I know what my mission is, here on this little blog. I mean, I have a lot of missions, some for me and some for whoever reads my words in the dark. The mission that relates to you is an echo of Anne Lamott’s writing, which seems to seek her own honest and authentic self in order that readers don’t feel so alone — that we see another person who is as goofed up, as lost in the dark at times, as lazy and ugly in small ways as we are, so we know we’re not the only one. So I try very hard to be as honest about the shady corners as I can so you can see that you’re really not in it by yourself.

It’s been so long since I was able to read — since my beautiful vacation in Myanmar, actually. On the long flight from Austin to BWI, I started reading this book, The Elegance of the Hedgehog, and I came across a passage that so beautifully captured my own writing mission for myself, so I put it here for my own record, and for you:

What other reason might I have for writing this—ridiculous journal of an aging concierge—if the writing did not have something of the art of scything about it? The lines gradually become their own demiurges and, like some witless yet miraculous participant, I witness the birth on paper of sentences that have eluded my will and appear in spite of me on the sheet, teaching me something that I neither knew nor thought I might want to know. This painless birth, like an unsolicited proof, gives me untold pleasure, and with neither toil nor certainty but the joy of frank astonishment I follow the pen that is guiding and supporting me.
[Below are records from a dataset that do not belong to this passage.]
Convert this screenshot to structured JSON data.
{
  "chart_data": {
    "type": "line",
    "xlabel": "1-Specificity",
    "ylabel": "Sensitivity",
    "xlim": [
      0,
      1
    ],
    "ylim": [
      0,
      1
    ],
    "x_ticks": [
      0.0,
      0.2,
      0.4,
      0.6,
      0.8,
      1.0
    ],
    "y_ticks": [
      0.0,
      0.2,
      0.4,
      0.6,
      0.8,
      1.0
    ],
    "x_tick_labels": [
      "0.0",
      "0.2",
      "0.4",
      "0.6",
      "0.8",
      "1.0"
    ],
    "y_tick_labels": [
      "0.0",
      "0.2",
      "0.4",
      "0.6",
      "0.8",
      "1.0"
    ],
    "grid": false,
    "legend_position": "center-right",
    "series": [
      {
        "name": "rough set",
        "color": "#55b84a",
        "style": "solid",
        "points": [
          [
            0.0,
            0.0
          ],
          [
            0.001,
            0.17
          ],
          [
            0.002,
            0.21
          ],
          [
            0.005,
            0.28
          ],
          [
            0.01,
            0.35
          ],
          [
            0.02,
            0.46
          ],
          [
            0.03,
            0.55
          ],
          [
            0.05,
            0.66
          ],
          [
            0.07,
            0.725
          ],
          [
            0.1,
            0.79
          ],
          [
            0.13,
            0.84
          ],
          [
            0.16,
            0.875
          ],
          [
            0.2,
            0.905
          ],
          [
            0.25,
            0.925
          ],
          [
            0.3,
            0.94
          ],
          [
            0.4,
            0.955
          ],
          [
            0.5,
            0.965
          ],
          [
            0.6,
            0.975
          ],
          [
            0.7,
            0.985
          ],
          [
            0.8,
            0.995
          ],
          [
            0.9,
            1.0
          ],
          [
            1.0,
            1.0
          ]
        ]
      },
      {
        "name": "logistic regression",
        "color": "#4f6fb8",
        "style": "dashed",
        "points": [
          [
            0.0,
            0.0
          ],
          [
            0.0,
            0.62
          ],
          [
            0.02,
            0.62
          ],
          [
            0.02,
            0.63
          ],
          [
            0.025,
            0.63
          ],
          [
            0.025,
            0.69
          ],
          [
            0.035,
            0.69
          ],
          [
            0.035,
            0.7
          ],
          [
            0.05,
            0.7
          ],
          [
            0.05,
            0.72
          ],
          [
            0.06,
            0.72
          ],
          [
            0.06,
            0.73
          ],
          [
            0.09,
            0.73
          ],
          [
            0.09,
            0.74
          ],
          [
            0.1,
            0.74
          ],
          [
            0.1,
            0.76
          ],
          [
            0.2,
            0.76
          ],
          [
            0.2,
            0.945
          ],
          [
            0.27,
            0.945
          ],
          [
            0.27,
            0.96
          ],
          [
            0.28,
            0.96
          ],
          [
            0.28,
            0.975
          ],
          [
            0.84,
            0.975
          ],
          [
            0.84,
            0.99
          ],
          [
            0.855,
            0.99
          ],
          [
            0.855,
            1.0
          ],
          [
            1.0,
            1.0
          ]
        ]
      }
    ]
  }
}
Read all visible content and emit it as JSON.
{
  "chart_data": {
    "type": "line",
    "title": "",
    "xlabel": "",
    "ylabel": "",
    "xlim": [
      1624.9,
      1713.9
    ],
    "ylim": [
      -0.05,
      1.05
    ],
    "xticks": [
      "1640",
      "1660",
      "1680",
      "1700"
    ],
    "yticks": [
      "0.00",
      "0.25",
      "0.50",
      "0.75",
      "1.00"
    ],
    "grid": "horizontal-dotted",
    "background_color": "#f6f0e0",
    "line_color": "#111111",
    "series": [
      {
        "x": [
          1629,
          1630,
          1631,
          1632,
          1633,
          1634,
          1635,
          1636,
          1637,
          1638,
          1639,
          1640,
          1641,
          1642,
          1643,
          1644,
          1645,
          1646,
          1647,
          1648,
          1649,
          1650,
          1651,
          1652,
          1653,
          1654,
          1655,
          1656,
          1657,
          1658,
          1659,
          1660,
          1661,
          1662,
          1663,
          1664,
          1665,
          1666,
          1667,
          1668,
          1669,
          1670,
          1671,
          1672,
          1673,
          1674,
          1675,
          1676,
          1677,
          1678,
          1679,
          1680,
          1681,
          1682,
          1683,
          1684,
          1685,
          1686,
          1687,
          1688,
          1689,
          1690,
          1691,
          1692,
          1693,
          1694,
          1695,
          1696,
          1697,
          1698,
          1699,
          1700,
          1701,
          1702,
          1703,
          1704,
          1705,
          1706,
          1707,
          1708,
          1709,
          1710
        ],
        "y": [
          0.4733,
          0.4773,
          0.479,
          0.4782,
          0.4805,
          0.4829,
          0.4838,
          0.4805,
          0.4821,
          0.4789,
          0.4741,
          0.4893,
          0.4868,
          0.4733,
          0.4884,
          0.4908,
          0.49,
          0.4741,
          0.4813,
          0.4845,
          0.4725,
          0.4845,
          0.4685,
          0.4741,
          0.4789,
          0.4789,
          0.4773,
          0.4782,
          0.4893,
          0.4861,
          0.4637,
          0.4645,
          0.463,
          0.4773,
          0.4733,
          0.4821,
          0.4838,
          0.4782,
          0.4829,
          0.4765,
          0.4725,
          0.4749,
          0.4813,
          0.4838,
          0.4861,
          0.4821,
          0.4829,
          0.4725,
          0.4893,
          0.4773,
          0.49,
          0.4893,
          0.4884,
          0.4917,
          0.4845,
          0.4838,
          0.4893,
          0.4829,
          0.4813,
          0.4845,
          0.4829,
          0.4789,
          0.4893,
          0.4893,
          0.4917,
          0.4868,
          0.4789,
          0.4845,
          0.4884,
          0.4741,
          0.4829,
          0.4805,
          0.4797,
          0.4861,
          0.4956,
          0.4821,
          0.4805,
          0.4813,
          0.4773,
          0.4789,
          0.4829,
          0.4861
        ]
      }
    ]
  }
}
In this way, in the full proof and texture of my self, I accede to a self-forgetfulness that borders on ecstasy, to savor the blissful calm of my watching consciousness.

I cannot recommend writing strongly enough, for everyone (though most people who would read my blog are probably already fond of writing, themselves). If I had a nickel for every time I wrote a sentence and astonished myself — not at any brilliance in the sentence, but rather at the truth of it, at the articulation of something I didn’t realize I knew —  I’d have a lush bank account. It’s the physical putting-into-words of it, the mild struggle to figure out how to say something. If you just think it, you allow yourself to gloss over the struggle and think, yeah, I know what I mean. But you don’t. It’s the act of finding the right words…..and the thrill of finding them!…..that makes you know what you know. I learned this in graduate school, that I didn’t know what I knew until I tried to write the paper. But it’s much more deeply true for personal writing. 

It’s quite a good book so far, and I look forward to finishing it and telling you about it! It has a lot to say about living in the world vs living in your head, and the brilliance and power of grammar (no, really!), and seeing the beautiful in the every day, and finding meaning. I’m a third of the way through it so it may tilt and shift, but so far, two thumbs up.